There is big impact for Cisco as well—the technologies and software can be leveraged across the company to deliver products that can cater to a wide range of market segments including traditional service providers, massively scaled data center, enterprise, access and 5G networks. This means it is cost effective and it can quicken a product’s time to market. 

Aironet 4800 Series Access Points 

Winning the Product category, the Aironet 4800 is a wireless access point that provides end-to-end connectivity and is both a hardware and software solution for customers. Aironet’s Location Based Intelligent Capture is able to monitor wireless clients and look for any anomalies.  Troubleshooting wireless connectivity issues is now made easy by leveraging information at real time with the help of the intelligence packet capture solution.

Before this innovation, network administrators would have to be sent to a specific site to troubleshoot problems, which is extremely challenging for most customers, and especially for this with large campuses and multiple branches.

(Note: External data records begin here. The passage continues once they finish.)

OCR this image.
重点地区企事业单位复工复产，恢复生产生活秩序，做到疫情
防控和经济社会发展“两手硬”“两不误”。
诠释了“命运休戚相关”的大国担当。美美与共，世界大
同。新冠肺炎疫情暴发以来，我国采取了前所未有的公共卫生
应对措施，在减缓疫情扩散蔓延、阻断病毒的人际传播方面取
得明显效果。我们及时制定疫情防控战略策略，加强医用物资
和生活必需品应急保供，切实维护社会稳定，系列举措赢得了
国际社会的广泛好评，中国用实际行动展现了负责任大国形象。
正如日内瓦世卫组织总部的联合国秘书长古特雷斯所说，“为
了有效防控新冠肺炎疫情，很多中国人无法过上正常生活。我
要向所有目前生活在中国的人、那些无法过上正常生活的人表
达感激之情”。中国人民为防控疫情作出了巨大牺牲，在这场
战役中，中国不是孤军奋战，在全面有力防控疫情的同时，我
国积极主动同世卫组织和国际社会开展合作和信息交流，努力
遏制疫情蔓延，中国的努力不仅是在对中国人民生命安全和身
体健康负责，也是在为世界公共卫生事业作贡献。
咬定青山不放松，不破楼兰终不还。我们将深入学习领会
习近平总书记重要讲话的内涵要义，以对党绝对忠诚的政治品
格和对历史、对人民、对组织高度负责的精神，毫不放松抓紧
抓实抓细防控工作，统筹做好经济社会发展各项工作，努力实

“We're able to provide the ability to troubleshoot without sending anyone anywhere,” says engineering manager Brian Levin.

SVP of Engineering Anand Oswal, whose teams Aironet and Polaris WARP both received Pioneer Awards, says that the wireless access point guarantees assurance.

“This is a next gen Wi-Fi access point,” says Oswal, “If you are on your laptop right now and your Wi-Fi is not working, it can know exactly what's happening to you as a user. It can tell you whether it's a device problem, a network problem, an application problem. It’s able to give you assurance for your service.” 

Polaris WARP

Productivity category winner Polaris WARP represents a shift from closed-source, proprietary software to an open source system. The goal is to increase developer productivity by providing some of the best-of-breed industry tools. With thousands of engineers modifying tens of millions of lines of code, it can be difficult to scale any changes.

Polaris WARP technology can find bugs and where they were introduced in a completely automated fashion. By automatically triaging bugs and issues without any user intervention, developers can save a lot of time.

Engineering manager Stephane Beaulieu from the Polaris WARP team explains why engineering productivity solutions can create huge impact for a company like Cisco.

“If we provide, let's say, a 20 percent productivity improvement with the technology, that's two hundred million dollars a year that we're saving,” says Beaulieu, “In addition, it’s also about feature velocity—the ability to react to customer needs faster, whether it's new features or the ability to deliver bug fixes. And then there's a tangential benefit to your community. Thousands of engineers are now coming to work every day and they're happier because they're able to spend more time doing what they love, which is writing new code. It makes it a lot easier for us to recruit and retain talent, especially early in career folks who graduate from university or college already knowing and understanding these tools.”